You mentioned that catheter size impacted SV and Diastolic volume by occluding outflow. Is potential leakage through the Aortic valve also a concern? Do you have representative PV loops showing this effect?
DeWayne: We cannot rule out aortic valve leakage. However, this difference was most striking in a transgenic model that had notably small hearts. It was less evident in mice with larger hearts. These observations led to the notion that it was an outflow tract obstruction; although it is possible that some combination of small aortic valve and catheter may lead to valvular insufficiency. Unfortunately, I don’t have the PV loops showing this effect.
How is ventricular volume measured?
ADI Team: Millar Catheters use the Conductance method to measure the ventricular volume. This scientific paper HERE (Pacher et al. 2008) covers the basics of the conductance volume method.
What’s the best method for calibrating your volume signal using a conductance catheter?

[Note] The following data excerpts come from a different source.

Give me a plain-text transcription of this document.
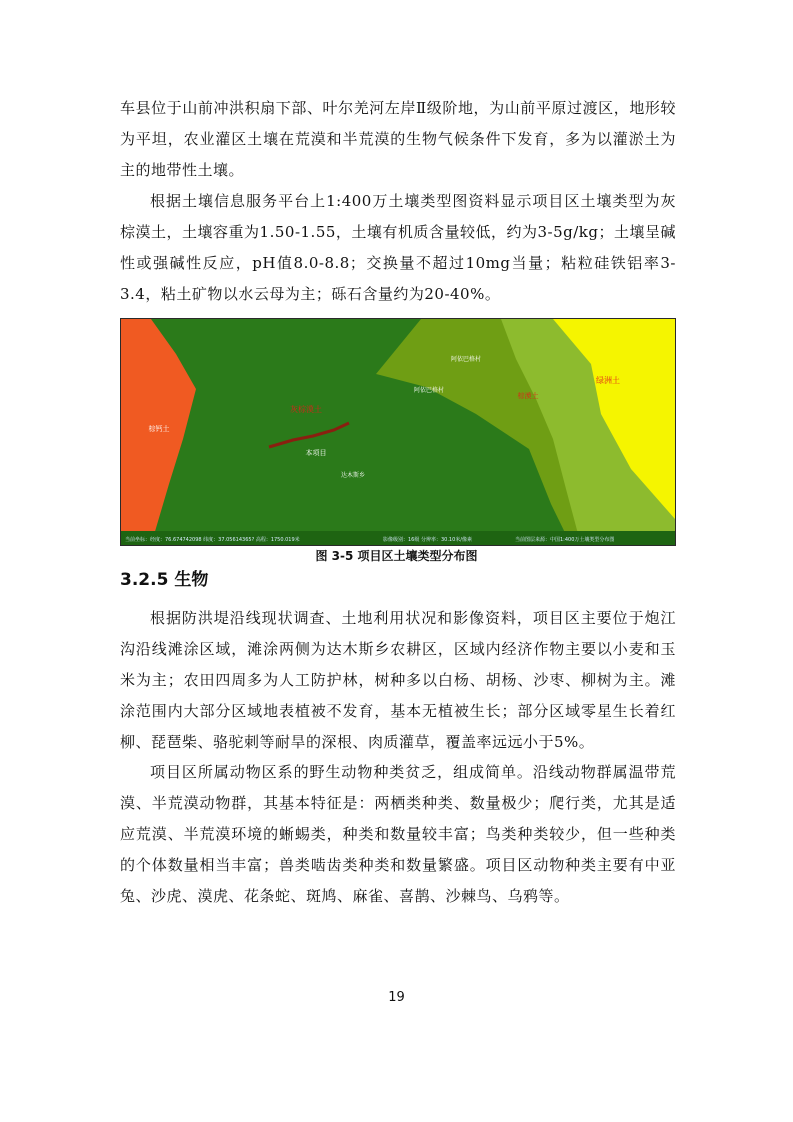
车县位于山前冲洪积扇下部、叶尔羌河左岸Ⅱ级阶地，为山前平原过渡区，地形较为平坦，农业灌区土壤在荒漠和半荒漠的生物气候条件下发育，多为以灌淤土为主的地带性土壤。

根据土壤信息服务平台上1:400万土壤类型图资料显示项目区土壤类型为灰棕漠土，土壤容重为1.50-1.55，土壤有机质含量较低，约为3-5g/kg；土壤呈碱性或强碱性反应，pH值8.0-8.8；交换量不超过10mg当量；粘粒硅铁铝率3-3.4，粘土矿物以水云母为主；砾石含量约为20-40%。

棕钙土
灰棕漠土
本项目
达木斯乡
阿依巴格村
阿依巴格村
棕漠土
绿洲土
当前坐标：经度：76.674742098 纬度：37.05614365? 高程：1750.019米	影像级别：16级 分辨率：30.10米/像素	当前图层来源：中国1:400万土壤类型分布图
图 3-5 项目区土壤类型分布图
3.2.5 生物

根据防洪堤沿线现状调查、土地利用状况和影像资料，项目区主要位于炮江沟沿线滩涂区域，滩涂两侧为达木斯乡农耕区，区域内经济作物主要以小麦和玉米为主；农田四周多为人工防护林，树种多以白杨、胡杨、沙枣、柳树为主。滩涂范围内大部分区域地表植被不发育，基本无植被生长；部分区域零星生长着红柳、琵琶柴、骆驼刺等耐旱的深根、肉质灌草，覆盖率远远小于5%。

项目区所属动物区系的野生动物种类贫乏，组成简单。沿线动物群属温带荒漠、半荒漠动物群，其基本特征是：两栖类种类、数量极少；爬行类，尤其是适应荒漠、半荒漠环境的蜥蜴类，种类和数量较丰富；鸟类种类较少，但一些种类的个体数量相当丰富；兽类啮齿类种类和数量繁盛。项目区动物种类主要有中亚兔、沙虎、漠虎、花条蛇、斑鸠、麻雀、喜鹊、沙棘鸟、乌鸦等。

19
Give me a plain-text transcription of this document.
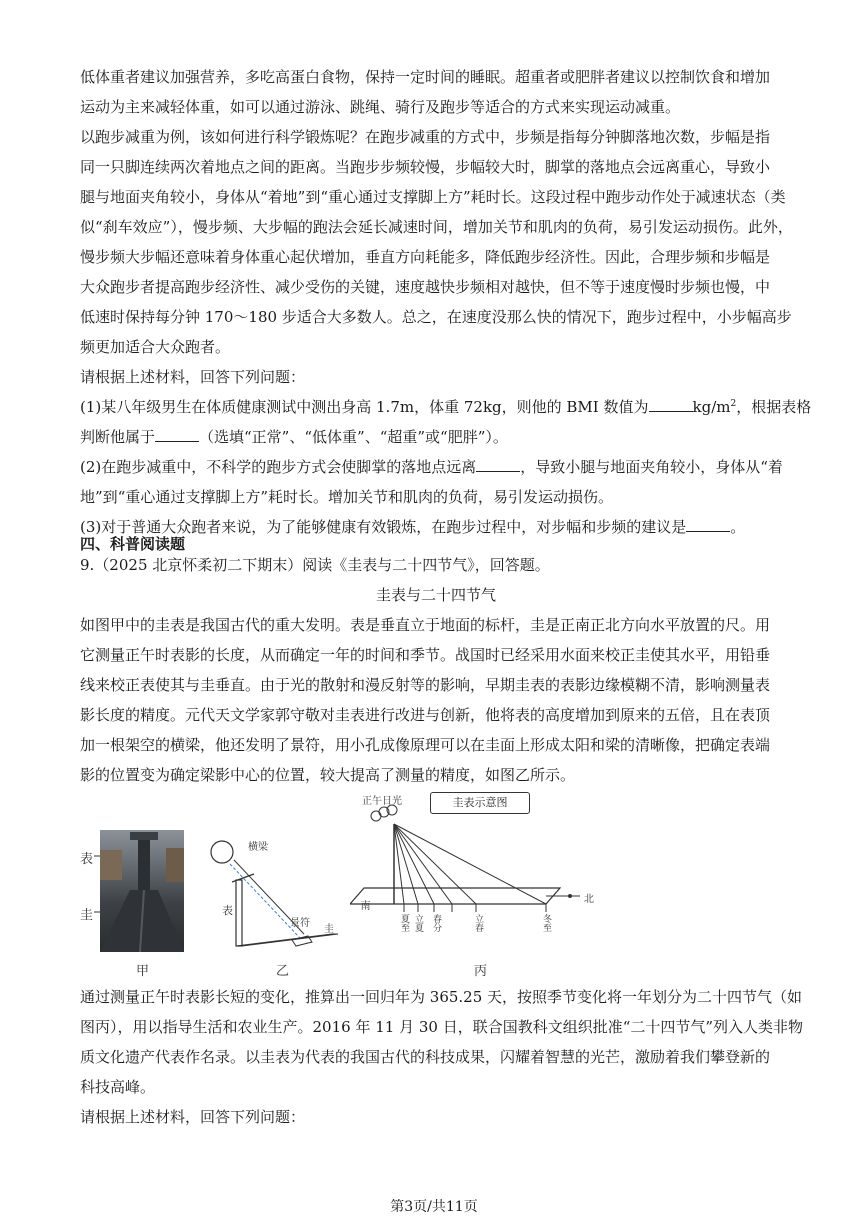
低体重者建议加强营养，多吃高蛋白食物，保持一定时间的睡眠。超重者或肥胖者建议以控制饮食和增加
运动为主来减轻体重，如可以通过游泳、跳绳、骑行及跑步等适合的方式来实现运动减重。
以跑步减重为例，该如何进行科学锻炼呢？在跑步减重的方式中，步频是指每分钟脚落地次数，步幅是指
同一只脚连续两次着地点之间的距离。当跑步步频较慢，步幅较大时，脚掌的落地点会远离重心，导致小
腿与地面夹角较小，身体从“着地”到“重心通过支撑脚上方”耗时长。这段过程中跑步动作处于减速状态（类
似“刹车效应”），慢步频、大步幅的跑法会延长减速时间，增加关节和肌肉的负荷，易引发运动损伤。此外，
慢步频大步幅还意味着身体重心起伏增加，垂直方向耗能多，降低跑步经济性。因此，合理步频和步幅是
大众跑步者提高跑步经济性、减少受伤的关键，速度越快步频相对越快，但不等于速度慢时步频也慢，中
低速时保持每分钟 170～180 步适合大多数人。总之，在速度没那么快的情况下，跑步过程中，小步幅高步
频更加适合大众跑者。
请根据上述材料，回答下列问题：
(1)某八年级男生在体质健康测试中测出身高 1.7m，体重 72kg，则他的 BMI 数值为	$kg/m^2$，根据表格
判断他属于	（选填“正常”、“低体重”、“超重”或“肥胖”）。
(2)在跑步减重中，不科学的跑步方式会使脚掌的落地点远离	，导致小腿与地面夹角较小，身体从“着
地”到“重心通过支撑脚上方”耗时长。增加关节和肌肉的负荷，易引发运动损伤。
(3)对于普通大众跑者来说，为了能够健康有效锻炼，在跑步过程中，对步幅和步频的建议是	。
四、科普阅读题
9.（2025 北京怀柔初二下期末）阅读《圭表与二十四节气》，回答题。
圭表与二十四节气
如图甲中的圭表是我国古代的重大发明。表是垂直立于地面的标杆，圭是正南正北方向水平放置的尺。用
它测量正午时表影的长度，从而确定一年的时间和季节。战国时已经采用水面来校正圭使其水平，用铅垂
线来校正表使其与圭垂直。由于光的散射和漫反射等的影响，早期圭表的表影边缘模糊不清，影响测量表
影长度的精度。元代天文学家郭守敬对圭表进行改进与创新，他将表的高度增加到原来的五倍，且在表顶
加一根架空的横梁，他还发明了景符，用小孔成像原理可以在圭面上形成太阳和梁的清晰像，把确定表端
影的位置变为确定梁影中心的位置，较大提高了测量的精度，如图乙所示。
表
圭
甲
横梁
表
景符
圭
乙
正午日光	圭表示意图
南	北
夏至 立夏 春分	立春	冬至
丙
通过测量正午时表影长短的变化，推算出一回归年为 365.25 天，按照季节变化将一年划分为二十四节气（如
图丙），用以指导生活和农业生产。2016 年 11 月 30 日，联合国教科文组织批准“二十四节气”列入人类非物
质文化遗产代表作名录。以圭表为代表的我国古代的科技成果，闪耀着智慧的光芒，激励着我们攀登新的
科技高峰。
请根据上述材料，回答下列问题：
第3页/共11页
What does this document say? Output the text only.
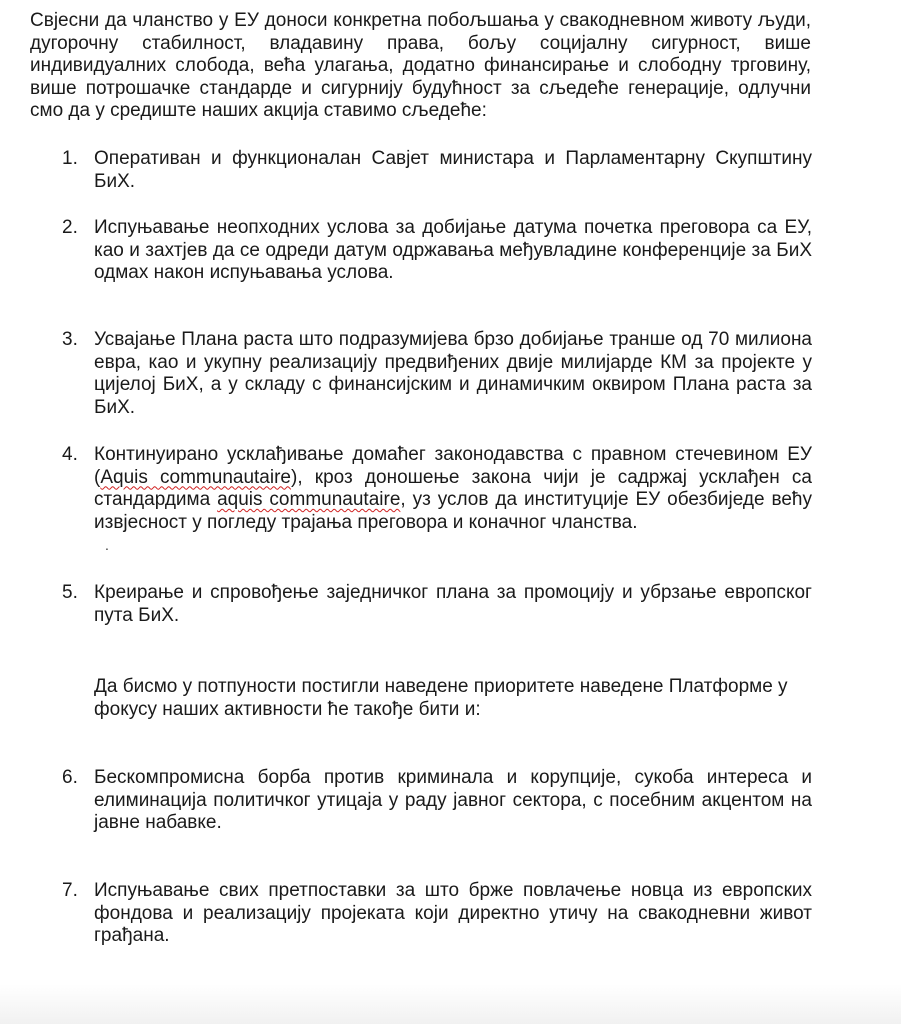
Свјесни да чланство у ЕУ доноси конкретна побољшања у свакодневном животу људи, дугорочну стабилност, владавину права, бољу социјалну сигурност, више индивидуалних слобода, већа улагања, додатно финансирање и слободну трговину, више потрошачке стандарде и сигурнију будућност за сљедеће генерације, одлучни смо да у средиште наших акција ставимо сљедеће:

1. Оперативан и функционалан Савјет министара и Парламентарну Скупштину БиХ.
2. Испуњавање неопходних услова за добијање датума почетка преговора са ЕУ, као и захтјев да се одреди датум одржавања међувладине конференције за БиХ одмах након испуњавања услова.
3. Усвајање Плана раста што подразумијева брзо добијање транше од 70 милиона евра, као и укупну реализацију предвиђених двије милијарде КМ за пројекте у цијелој БиХ, а у складу с финансијским и динамичким оквиром Плана раста за БиХ.
4. Континуирано усклађивање домаћег законодавства с правном стечевином ЕУ (Aquis communautaire), кроз доношење закона чији је садржај усклађен са стандардима aquis communautaire, уз услов да институције ЕУ обезбиједе већу извјесност у погледу трајања преговора и коначног чланства.
.
5. Креирање и спровођење заједничког плана за промоцију и убрзање европског пута БиХ.

Да бисмо у потпуности постигли наведене приоритете наведене Платформе у фокусу наших активности ће такође бити и:

6. Бескомпромисна борба против криминала и корупције, сукоба интереса и елиминација политичког утицаја у раду јавног сектора, с посебним акцентом на јавне набавке.
7. Испуњавање свих претпоставки за што брже повлачење новца из европских фондова и реализацију пројеката који директно утичу на свакодневни живот грађана.
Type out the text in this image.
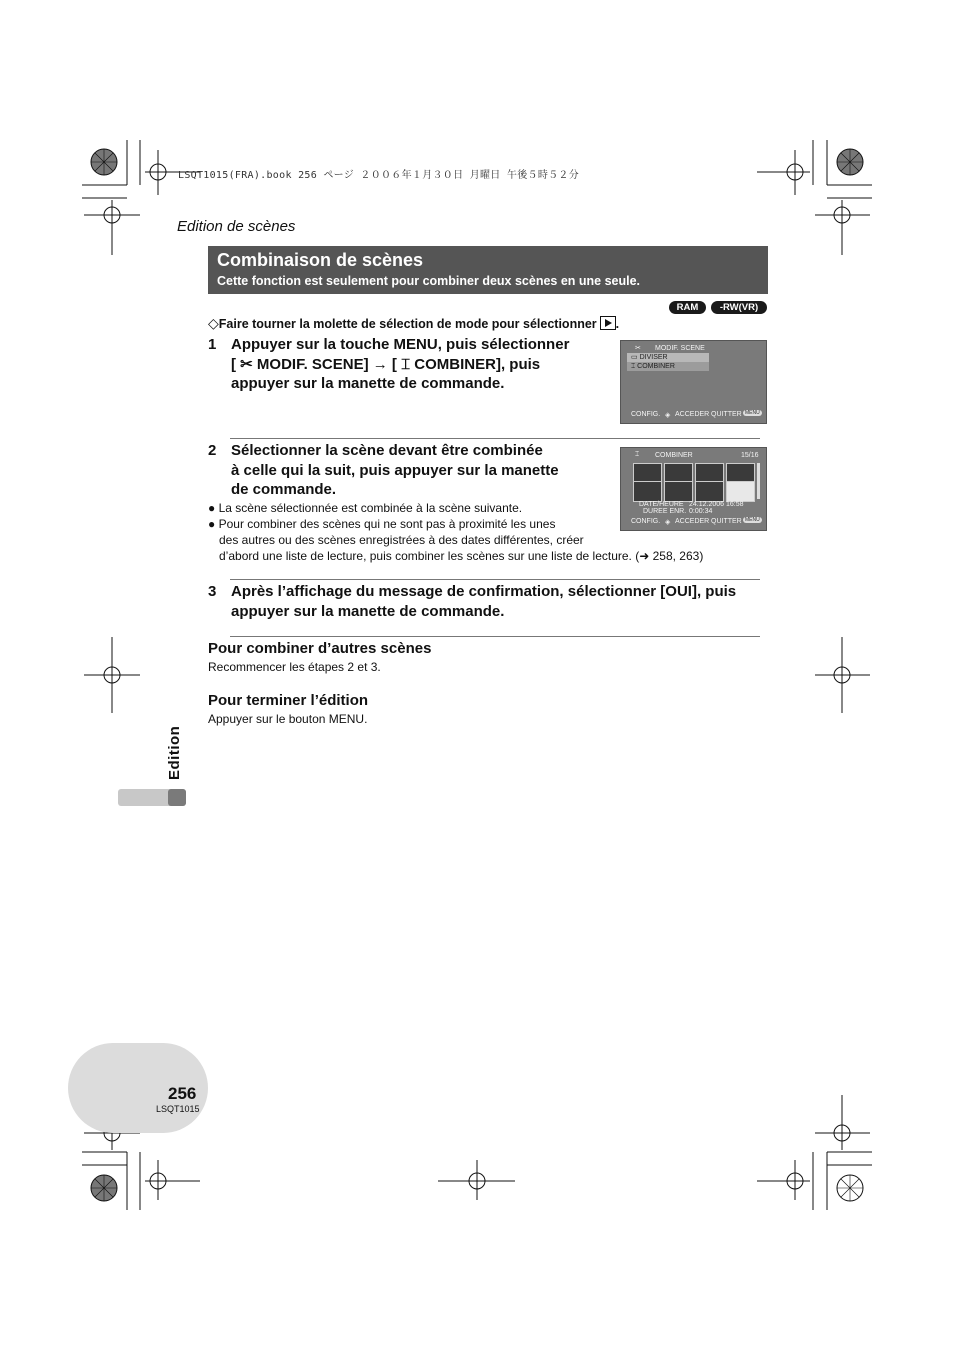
LSQT1015(FRA).book 256 ページ ２００６年１月３０日 月曜日 午後５時５２分
Edition de scènes
Combinaison de scènes
Cette fonction est seulement pour combiner deux scènes en une seule.
RAM	-RW(VR)
◇Faire tourner la molette de sélection de mode pour sélectionner .
1 Appuyer sur la touche MENU, puis sélectionner
[ ✂ MODIF. SCENE] → [ ⌶ COMBINER], puis
appuyer sur la manette de commande.
✂ MODIF. SCENE
▭ DIVISER
⌶ COMBINER
CONFIG. ◈ ACCEDER QUITTER MENU
2 Sélectionner la scène devant être combinée
à celle qui la suit, puis appuyer sur la manette
de commande.
⌶ COMBINER	15/16
DATE/HEURE 24.12.2006 16:58
DUREE ENR. 0:00:34
CONFIG. ◈ ACCEDER QUITTER MENU
● La scène sélectionnée est combinée à la scène suivante.
● Pour combiner des scènes qui ne sont pas à proximité les unes
des autres ou des scènes enregistrées à des dates différentes, créer
d’abord une liste de lecture, puis combiner les scènes sur une liste de lecture. (➜ 258, 263)
3 Après l’affichage du message de confirmation, sélectionner [OUI], puis
appuyer sur la manette de commande.
Pour combiner d’autres scènes
Recommencer les étapes 2 et 3.
Pour terminer l’édition
Appuyer sur le bouton MENU.
Edition
256
LSQT1015
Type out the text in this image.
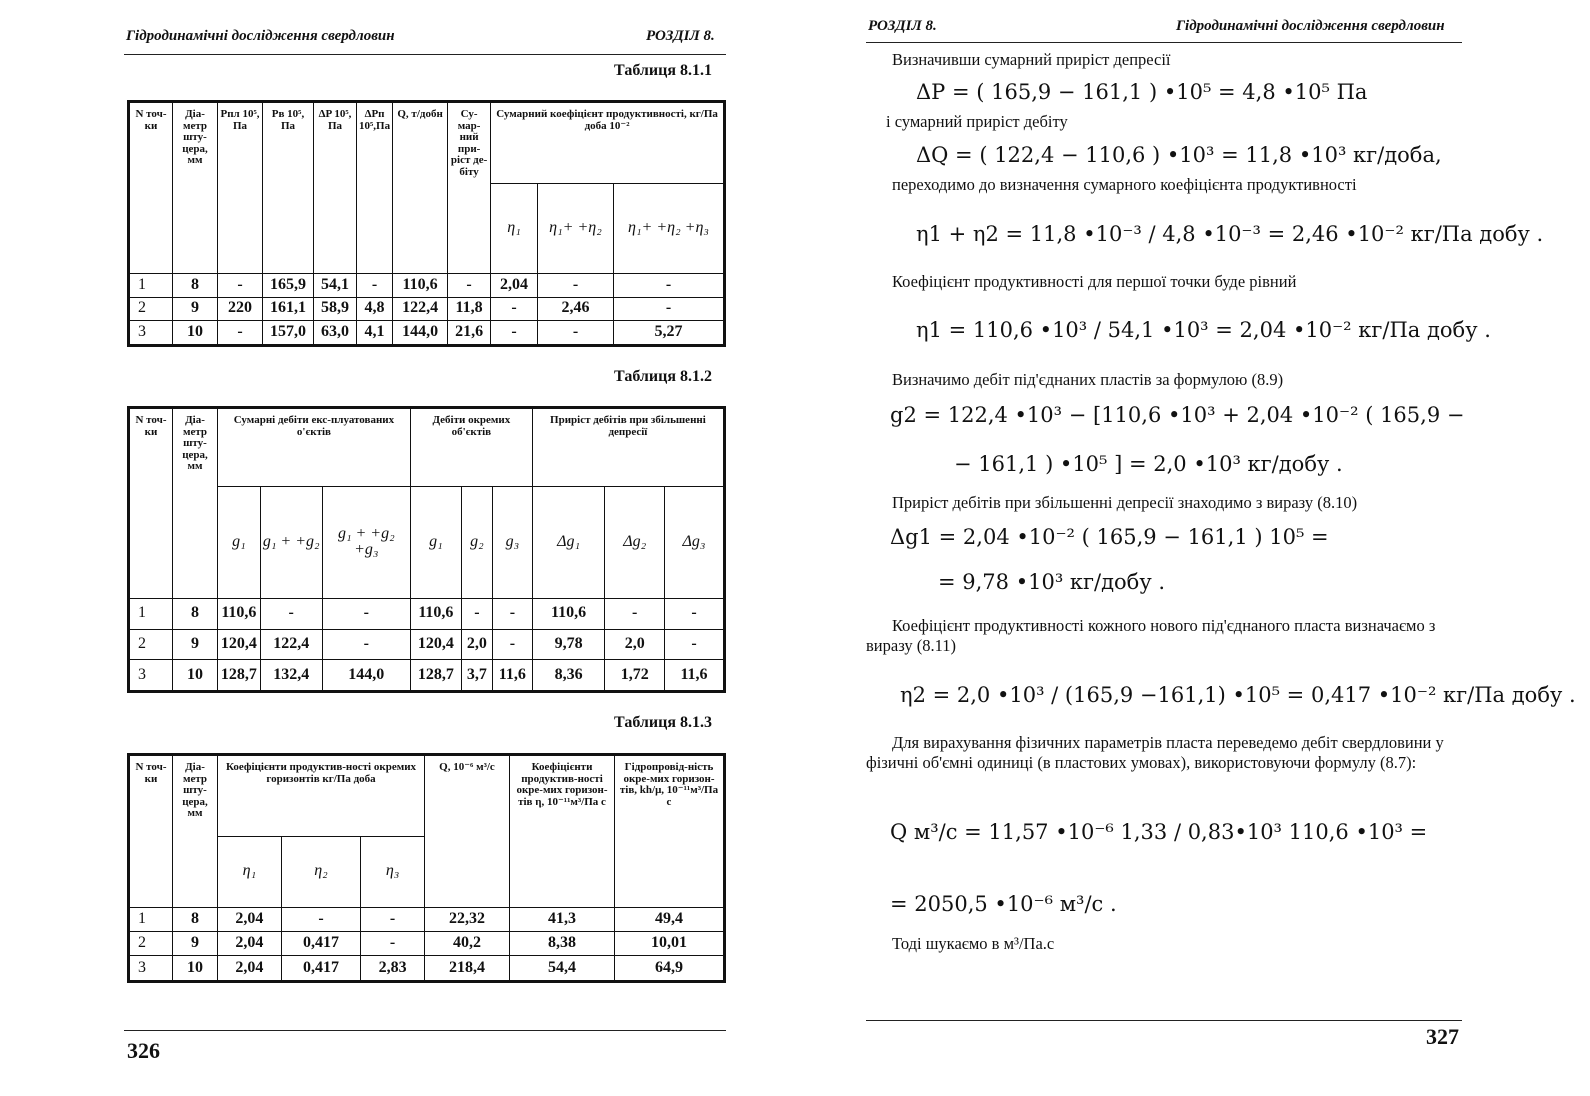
Гідродинамічні дослідження свердловин	РОЗДІЛ 8.
Таблиця 8.1.1
N точ-ки	Діа-метр шту-цера, мм	Pпл 10⁵, Па	Pв 10⁵, Па	ΔP 10⁵, Па	ΔPп 10⁵,Па	Q, т/добн	Су-мар-ний при-ріст де-біту	Сумарний коефіцієнт продуктивності, кг/Па доба 10⁻²		
								η₁	η₁+ +η₂	η₁+ +η₂ +η₃
1	8	-	165,9	54,1	-	110,6	-	2,04	-	-
2	9	220	161,1	58,9	4,8	122,4	11,8	-	2,46	-
3	10	-	157,0	63,0	4,1	144,0	21,6	-	-	5,27
Таблиця 8.1.2
N точ-ки	Діа-метр шту-цера, мм	Сумарні дебіти екс-плуатованих о'єктів			Дебіти окремих об'єктів			Приріст дебітів при збільшенні депресії		
		g₁	g₁ + +g₂	g₁ + +g₂ +g₃	g₁	g₂	g₃	Δg₁	Δg₂	Δg₃
1	8	110,6	-	-	110,6	-	-	110,6	-	-
2	9	120,4	122,4	-	120,4	2,0	-	9,78	2,0	-
3	10	128,7	132,4	144,0	128,7	3,7	11,6	8,36	1,72	11,6
Таблиця 8.1.3
N точ-ки	Діа-метр шту-цера, мм	Коефіцієнти продуктив-ності окремих горизонтів кг/Па доба			Q, 10⁻⁶ м³/с	Коефіцієнти продуктив-ності окре-мих горизон-тів η, 10⁻¹¹м³/Па с	Гідропровід-ність окре-мих горизон-тів, kh/μ, 10⁻¹¹м³/Па с
		η₁	η₂	η₃			
1	8	2,04	-	-	22,32	41,3	49,4
2	9	2,04	0,417	-	40,2	8,38	10,01
3	10	2,04	0,417	2,83	218,4	54,4	64,9
326
РОЗДІЛ 8.	Гідродинамічні дослідження свердловин
Визначивши сумарний приріст депресії
ΔP = ( 165,9 − 161,1 ) •10⁵ = 4,8 •10⁵ Па
і сумарний приріст дебіту
ΔQ = ( 122,4 − 110,6 ) •10³ = 11,8 •10³ кг/доба,
переходимо до визначення сумарного коефіцієнта продуктивності
η1 + η2 = 11,8 •10⁻³ / 4,8 •10⁻³ = 2,46 •10⁻² кг/Па добу .
Коефіцієнт продуктивності для першої точки буде рівний
η1 = 110,6 •10³ / 54,1 •10³ = 2,04 •10⁻² кг/Па добу .
Визначимо дебіт під'єднаних пластів за формулою (8.9)
g2 = 122,4 •10³ − [110,6 •10³ + 2,04 •10⁻² ( 165,9 −
− 161,1 ) •10⁵ ] = 2,0 •10³ кг/добу .
Приріст дебітів при збільшенні депресії знаходимо з виразу (8.10)
Δg1 = 2,04 •10⁻² ( 165,9 − 161,1 ) 10⁵ =
= 9,78 •10³ кг/добу .
Коефіцієнт продуктивності кожного нового під'єднаного пласта визначаємо з виразу (8.11)
η2 = 2,0 •10³ / (165,9 −161,1) •10⁵ = 0,417 •10⁻² кг/Па добу .
Для вирахування фізичних параметрів пласта переведемо дебіт свердловини у фізичні об'ємні одиниці (в пластових умовах), використовуючи формулу (8.7):
Q м³/с = 11,57 •10⁻⁶ 1,33 / 0,83•10³ 110,6 •10³ =
= 2050,5 •10⁻⁶ м³/с .
Тоді шукаємо в м³/Па.с
327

ADI Team: The analysis that is desired should be considered when developing your protocol. If ESPVR and EDPVR are the only parameters of interest, you really do not need to do any saline bolus or cuvette calibrations as these are purely a relationship change measure occurring during a procedure (occlusion). EF%, CO estimates, and SV are common parameters that require volume measurements, in which the most accurate volume data will be produced by doing the saline and cuvette calibration for each animal, and is recommended by Millar and ADInstruments. Depending on the protocol and treatments, researchers will sometimes choose to use cuvette calibration values from a few animals of a population and apply them across the population to speed up their procedures, but care should be taken if you choose to use a representative value when individual physiological differences are common. The ADInstruments Webinar located HERE covers this topic in further detail.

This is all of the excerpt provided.